Dearest Blog: Today it was off to Marquee Cinemas for Flatliners and American Made.
Spoiler level here will be mild, nothing you wouldn't know from the trailers.
First on the docket: Flatliners.
A group of med students experiments with death.
The original Flatliners is a disturbing exercise that leaves an unsettled hangover long after the picture ends. Its perfect cast, gloomy atmosphere, and graveyard humor make it a classic I never mind revisiting. The new Flatliners is a sloppy collection of paper-doll characters, cringe-worthy dialogue, and jump scares...and, oh, James Norton...you deserve so much better! While the remake's premise is basically the same as the original's, it's hard to muster any interest in this unsympathetic group of newcomers. Jump scares are plentiful but far too easy to anticipate, and the "flatline" experiences look a lot like low-rent haunted attractions. Because things weren't going poorly enough, filmmakers also shoehorned in a couple ill-conceived sexual interludes. Lacking any of the original's humor, Flatliners seems to drag despite clocking in well under two hours, building to one of the more eye-rolling endings in recent memory. Among the few positives, James Norton and Diego Luna are both more than watchable, and a couple callbacks to 1990's Flatliners offer a welcome bit of nostalgia. I've heard some folks say this remake wasn't "necessary," but a thing doesn't have to be necessary to be fun, entertaining, or even worthwhile. Sadly, 2017's Flatliners is none of that, either.

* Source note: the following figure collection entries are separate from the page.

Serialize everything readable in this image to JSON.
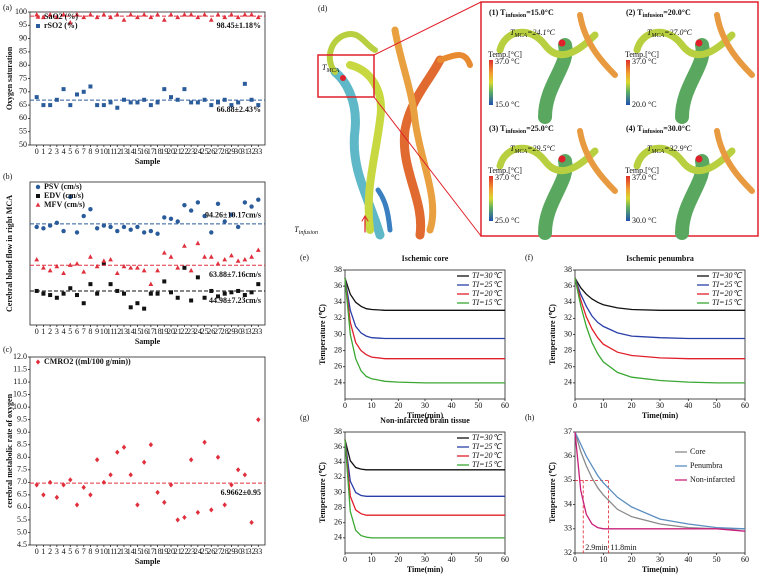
{
  "chart_data": [
    {
      "type": "scatter",
      "panel": "(a)",
      "ylabel": "Oxygen saturation",
      "xlabel": "Sample",
      "legend": "upper left",
      "x": [
        0,
        1,
        2,
        3,
        4,
        5,
        6,
        7,
        8,
        9,
        10,
        11,
        12,
        13,
        14,
        15,
        16,
        17,
        18,
        19,
        20,
        21,
        22,
        23,
        24,
        25,
        26,
        27,
        28,
        29,
        30,
        31,
        32,
        33
      ],
      "xlim": [
        -1,
        34
      ],
      "xticks": [
        0,
        1,
        2,
        3,
        4,
        5,
        6,
        7,
        8,
        9,
        10,
        11,
        12,
        13,
        14,
        15,
        16,
        17,
        18,
        19,
        20,
        21,
        22,
        23,
        24,
        25,
        26,
        27,
        28,
        29,
        30,
        31,
        32,
        33
      ],
      "ylim": [
        50,
        100
      ],
      "yticks": [
        50,
        55,
        60,
        65,
        70,
        75,
        80,
        85,
        90,
        95,
        100
      ],
      "series": [
        {
          "name": "SaO2 (%)",
          "color": "#e0303e",
          "marker": "triangle",
          "mean": 98.45,
          "mean_label": "98.45±1.18%",
          "values": [
            99,
            98,
            99,
            98,
            99,
            96,
            99,
            98,
            99,
            98,
            99,
            98,
            99,
            97,
            99,
            98,
            99,
            98,
            99,
            97,
            99,
            98,
            99,
            99,
            98,
            99,
            97,
            99,
            98,
            99,
            98,
            99,
            99,
            98
          ]
        },
        {
          "name": "rSO2 (%)",
          "color": "#2a5b9a",
          "marker": "square",
          "mean": 66.88,
          "mean_label": "66.88±2.43%",
          "values": [
            68,
            65,
            65,
            67,
            71,
            65,
            69,
            70,
            72,
            65,
            65,
            66,
            64,
            67,
            66,
            66,
            67,
            65,
            66,
            71,
            68,
            67,
            71,
            66,
            66,
            67,
            65,
            66,
            67,
            65,
            66,
            73,
            67,
            65
          ]
        }
      ]
    },
    {
      "type": "scatter",
      "panel": "(b)",
      "ylabel": "Cerebral blood flow in right MCA",
      "xlabel": "Sample",
      "legend": "upper left",
      "x": [
        0,
        1,
        2,
        3,
        4,
        5,
        6,
        7,
        8,
        9,
        10,
        11,
        12,
        13,
        14,
        15,
        16,
        17,
        18,
        19,
        20,
        21,
        22,
        23,
        24,
        25,
        26,
        27,
        28,
        29,
        30,
        31,
        32,
        33
      ],
      "xlim": [
        -1,
        34
      ],
      "xticks": [
        0,
        1,
        2,
        3,
        4,
        5,
        6,
        7,
        8,
        9,
        10,
        11,
        12,
        13,
        14,
        15,
        16,
        17,
        18,
        19,
        20,
        21,
        22,
        23,
        24,
        25,
        26,
        27,
        28,
        29,
        30,
        31,
        32,
        33
      ],
      "ylim": [
        20,
        125
      ],
      "series": [
        {
          "name": "PSV (cm/s)",
          "color": "#2a5b9a",
          "marker": "circle",
          "mean": 94.26,
          "mean_label": "94.26±10.17cm/s",
          "values": [
            92,
            91,
            93,
            95,
            89,
            114,
            88,
            100,
            105,
            91,
            93,
            92,
            89,
            92,
            90,
            92,
            88,
            89,
            87,
            99,
            98,
            96,
            108,
            104,
            110,
            100,
            88,
            109,
            96,
            101,
            92,
            110,
            107,
            112
          ]
        },
        {
          "name": "EDV (cm/s)",
          "color": "#111111",
          "marker": "square",
          "mean": 44.98,
          "mean_label": "44.98±7.23cm/s",
          "values": [
            45,
            43,
            42,
            40,
            43,
            47,
            42,
            36,
            50,
            43,
            65,
            50,
            45,
            43,
            33,
            36,
            32,
            43,
            43,
            52,
            44,
            40,
            62,
            38,
            55,
            40,
            45,
            41,
            43,
            44,
            45,
            42,
            44,
            50
          ]
        },
        {
          "name": "MFV (cm/s)",
          "color": "#e0303e",
          "marker": "triangle",
          "mean": 63.88,
          "mean_label": "63.88±7.16cm/s",
          "values": [
            68,
            62,
            60,
            63,
            58,
            64,
            65,
            59,
            70,
            63,
            67,
            68,
            58,
            63,
            62,
            62,
            60,
            50,
            60,
            73,
            70,
            62,
            78,
            60,
            80,
            70,
            70,
            65,
            68,
            71,
            67,
            68,
            70,
            75
          ]
        }
      ]
    },
    {
      "type": "scatter",
      "panel": "(c)",
      "ylabel": "cerebral metabolic rate of oxygen",
      "xlabel": "Sample",
      "legend": "upper left",
      "x": [
        0,
        1,
        2,
        3,
        4,
        5,
        6,
        7,
        8,
        9,
        10,
        11,
        12,
        13,
        14,
        15,
        16,
        17,
        18,
        19,
        20,
        21,
        22,
        23,
        24,
        25,
        26,
        27,
        28,
        29,
        30,
        31,
        32,
        33
      ],
      "xlim": [
        -1,
        34
      ],
      "xticks": [
        0,
        1,
        2,
        3,
        4,
        5,
        6,
        7,
        8,
        9,
        10,
        11,
        12,
        13,
        14,
        15,
        16,
        17,
        18,
        19,
        20,
        21,
        22,
        23,
        24,
        25,
        26,
        27,
        28,
        29,
        30,
        31,
        32,
        33
      ],
      "ylim": [
        4.5,
        12
      ],
      "yticks": [
        4.5,
        {
          "value": 5,
          "label": "5.0"
        },
        5.5,
        {
          "value": 6,
          "label": "6.0"
        },
        6.5,
        {
          "value": 7,
          "label": "7.0"
        },
        7.5,
        {
          "value": 8,
          "label": "8.0"
        },
        8.5,
        {
          "value": 9,
          "label": "9.0"
        },
        9.5,
        {
          "value": 10,
          "label": "10.0"
        },
        10.5,
        {
          "value": 11,
          "label": "11.0"
        },
        11.5,
        {
          "value": 12,
          "label": "12.0"
        }
      ],
      "series": [
        {
          "name": "CMRO2 ((ml/100 g/min))",
          "color": "#e0303e",
          "marker": "diamond",
          "mean": 6.9662,
          "mean_label": "6.9662±0.95",
          "values": [
            6.9,
            6.5,
            7.0,
            6.4,
            6.9,
            7.1,
            6.1,
            6.8,
            6.5,
            7.9,
            7.0,
            7.3,
            8.2,
            8.4,
            7.3,
            6.1,
            7.8,
            8.5,
            6.6,
            6.2,
            6.9,
            5.5,
            5.6,
            7.9,
            5.8,
            8.6,
            5.9,
            8.0,
            6.1,
            6.9,
            7.5,
            7.3,
            5.4,
            9.5
          ]
        }
      ]
    },
    {
      "type": "line",
      "panel": "(e)",
      "title": "Ischemic core",
      "ylabel": "Temperature (℃)",
      "xlabel": "Time(min)",
      "legend": "upper right",
      "x": [
        0,
        2,
        4,
        6,
        8,
        10,
        15,
        20,
        30,
        40,
        50,
        60
      ],
      "xlim": [
        0,
        60
      ],
      "xticks": [
        0,
        10,
        20,
        30,
        40,
        50,
        60
      ],
      "ylim": [
        22,
        38
      ],
      "yticks": [
        24,
        26,
        28,
        30,
        32,
        34,
        36,
        38
      ],
      "series": [
        {
          "name": "TI=30℃",
          "color": "#111111",
          "values": [
            37,
            35.0,
            34.0,
            33.5,
            33.2,
            33.1,
            33.0,
            33,
            33,
            33,
            33,
            33
          ]
        },
        {
          "name": "TI=25℃",
          "color": "#2a3fa8",
          "values": [
            37,
            33.0,
            31.0,
            30.2,
            29.8,
            29.6,
            29.5,
            29.5,
            29.5,
            29.5,
            29.5,
            29.5
          ]
        },
        {
          "name": "TI=20℃",
          "color": "#e0202a",
          "values": [
            37,
            31.5,
            29.0,
            28.0,
            27.5,
            27.2,
            27.0,
            27,
            27,
            27,
            27,
            27
          ]
        },
        {
          "name": "TI=15℃",
          "color": "#3aa832",
          "values": [
            37,
            30.0,
            27.0,
            25.5,
            24.8,
            24.5,
            24.2,
            24.1,
            24,
            24,
            24,
            24
          ]
        }
      ]
    },
    {
      "type": "line",
      "panel": "(f)",
      "title": "Ischemic penumbra",
      "ylabel": "Temperature (℃)",
      "xlabel": "Time(min)",
      "legend": "upper right",
      "x": [
        0,
        2,
        4,
        6,
        8,
        10,
        15,
        20,
        30,
        40,
        50,
        60
      ],
      "xlim": [
        0,
        60
      ],
      "xticks": [
        0,
        10,
        20,
        30,
        40,
        50,
        60
      ],
      "ylim": [
        22,
        38
      ],
      "yticks": [
        24,
        26,
        28,
        30,
        32,
        34,
        36,
        38
      ],
      "series": [
        {
          "name": "TI=30℃",
          "color": "#111111",
          "values": [
            37,
            35.8,
            35.0,
            34.4,
            34.0,
            33.7,
            33.3,
            33.1,
            33.0,
            33,
            33,
            33
          ]
        },
        {
          "name": "TI=25℃",
          "color": "#2a3fa8",
          "values": [
            37,
            35.0,
            33.5,
            32.3,
            31.5,
            31.0,
            30.2,
            29.8,
            29.6,
            29.5,
            29.5,
            29.5
          ]
        },
        {
          "name": "TI=20℃",
          "color": "#e0202a",
          "values": [
            37,
            34.3,
            32.2,
            30.7,
            29.6,
            28.8,
            27.8,
            27.4,
            27.1,
            27.0,
            27,
            27
          ]
        },
        {
          "name": "TI=15℃",
          "color": "#3aa832",
          "values": [
            37,
            33.6,
            31.0,
            29.0,
            27.6,
            26.6,
            25.3,
            24.7,
            24.3,
            24.1,
            24,
            24
          ]
        }
      ]
    },
    {
      "type": "line",
      "panel": "(g)",
      "title": "Non-infarcted brain tissue",
      "ylabel": "Temperature (℃)",
      "xlabel": "Time(min)",
      "legend": "upper right",
      "x": [
        0,
        2,
        4,
        6,
        8,
        10,
        15,
        20,
        30,
        40,
        50,
        60
      ],
      "xlim": [
        0,
        60
      ],
      "xticks": [
        0,
        10,
        20,
        30,
        40,
        50,
        60
      ],
      "ylim": [
        22,
        38
      ],
      "yticks": [
        24,
        26,
        28,
        30,
        32,
        34,
        36,
        38
      ],
      "series": [
        {
          "name": "TI=30℃",
          "color": "#111111",
          "values": [
            37,
            34.2,
            33.3,
            33.1,
            33,
            33,
            33,
            33,
            33,
            33,
            33,
            33
          ]
        },
        {
          "name": "TI=25℃",
          "color": "#2a3fa8",
          "values": [
            37,
            31.5,
            30.0,
            29.6,
            29.5,
            29.5,
            29.5,
            29.5,
            29.5,
            29.5,
            29.5,
            29.5
          ]
        },
        {
          "name": "TI=20℃",
          "color": "#e0202a",
          "values": [
            37,
            29.5,
            27.7,
            27.2,
            27.0,
            27,
            27,
            27,
            27,
            27,
            27,
            27
          ]
        },
        {
          "name": "TI=15℃",
          "color": "#3aa832",
          "values": [
            37,
            27.5,
            25.0,
            24.3,
            24.1,
            24,
            24,
            24,
            24,
            24,
            24,
            24
          ]
        }
      ]
    },
    {
      "type": "line",
      "panel": "(h)",
      "ylabel": "Temperature (℃)",
      "xlabel": "Time(min)",
      "legend": "upper right",
      "x": [
        0,
        2,
        4,
        6,
        8,
        10,
        15,
        20,
        30,
        40,
        50,
        60
      ],
      "xlim": [
        0,
        60
      ],
      "xticks": [
        0,
        10,
        20,
        30,
        40,
        50,
        60
      ],
      "ylim": [
        32,
        37
      ],
      "yticks": [
        32,
        33,
        34,
        35,
        36,
        37
      ],
      "hline": 35,
      "markers": [
        {
          "x": 2.9,
          "label": "2.9min"
        },
        {
          "x": 11.8,
          "label": "11.8min"
        }
      ],
      "series": [
        {
          "name": "Core",
          "color": "#8a8a8a",
          "values": [
            37,
            36.2,
            35.6,
            35.1,
            34.7,
            34.4,
            33.8,
            33.5,
            33.2,
            33.05,
            33.0,
            33.0
          ]
        },
        {
          "name": "Penumbra",
          "color": "#5b8dc0",
          "values": [
            37,
            36.5,
            36.0,
            35.6,
            35.2,
            34.9,
            34.3,
            33.9,
            33.4,
            33.2,
            33.05,
            33.0
          ]
        },
        {
          "name": "Non-infarcted",
          "color": "#c8207a",
          "values": [
            37,
            34.6,
            33.6,
            33.2,
            33.05,
            33.0,
            33,
            33,
            33,
            33,
            33,
            32.9
          ]
        }
      ]
    }
  ],
  "diagram": {
    "panel": "(d)",
    "mca": {
      "main": "T",
      "sub": "MCA"
    },
    "inlet": {
      "main": "T",
      "sub": "infusion"
    },
    "subpanels": [
      {
        "prefix": "(1) T",
        "sub": "infusion",
        "suffix": "=15.0°C",
        "mca_main": "T",
        "mca_sub": "MCA",
        "mca_value": "=24.1°C",
        "scale_title": "Temp.[°C]",
        "scale_max": "37.0 °C",
        "scale_min": "15.0 °C"
      },
      {
        "prefix": "(2) T",
        "sub": "infusion",
        "suffix": "=20.0°C",
        "mca_main": "T",
        "mca_sub": "MCA",
        "mca_value": "=27.0°C",
        "scale_title": "Temp.[°C]",
        "scale_max": "37.0 °C",
        "scale_min": "20.0 °C"
      },
      {
        "prefix": "(3) T",
        "sub": "infusion",
        "suffix": "=25.0°C",
        "mca_main": "T",
        "mca_sub": "MCA",
        "mca_value": "=29.5°C",
        "scale_title": "Temp.[°C]",
        "scale_max": "37.0 °C",
        "scale_min": "25.0 °C"
      },
      {
        "prefix": "(4) T",
        "sub": "infusion",
        "suffix": "=30.0°C",
        "mca_main": "T",
        "mca_sub": "MCA",
        "mca_value": "=32.9°C",
        "scale_title": "Temp.[°C]",
        "scale_max": "37.0 °C",
        "scale_min": "30.0 °C"
      }
    ]
  }
}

Flatliners runs 110 minutes and is rated R for "violence and terror, sexual content, language, thematic material, and some drug references."
While I'm not normally opposed to films being remade--even films I love dearly--I kinda wish they'd left this one alone. Of a possible nine Weasleys, Flatliners gets two.
Next on my agenda, American Made.
An airline pilot is pressed into some shady dealings by the CIA.
American Made sells like an action-comedy in its trailers, so viewers might be excused for forgetting its story is serious as a heart attack and likely to end badly for anyone it makes you care about. The picture is a Tom Cruise vehicle through and through, and Cruise carries it with his usual ease. If you're having a hard time forgiving him for The Mummy, maybe this is a better reminder of how masterful he is in even sub-par projects. The suddenly-ubiquitous Domhnall Gleeson is also brilliant as the CIA mentor who drags Cruise's character into all the hot water. Now...for the hard part. I can't say I didn't like American Made, and I can't say I did. It's action packed, yet somehow I was bored. The supporting cast isn't standout like Cruise and Gleeson, but there are plenty of fine performances to go around. It could have used a small trim, but it's not really all that long. While the tale is no doubt embellished for the big screen, the film remains a sobering reminder of what's considered "acceptable" when you're doing it for the "good guys" (and as long as nobody finds out). And, yes, it *is* quite funny at times. So...where, exactly, does American Made go wrong? I honestly can't say, I can only say that it does, and thus is nowhere near the thrill-ride you'd expect from its trailer.
American Made clocks in at 115 minutes and is rated R for "language throughout and some sexuality/nudity." (Anybody else find it weird that a film about a cartel doesn't get a certification for drug content?)
American Made is a passable way to spend a couple hours, easily digested and easily forgotten.
Of a possible nine Weasleys, American Made gets five.* (*Includes one bonus Weasley for having an actual Weasley in the cast.)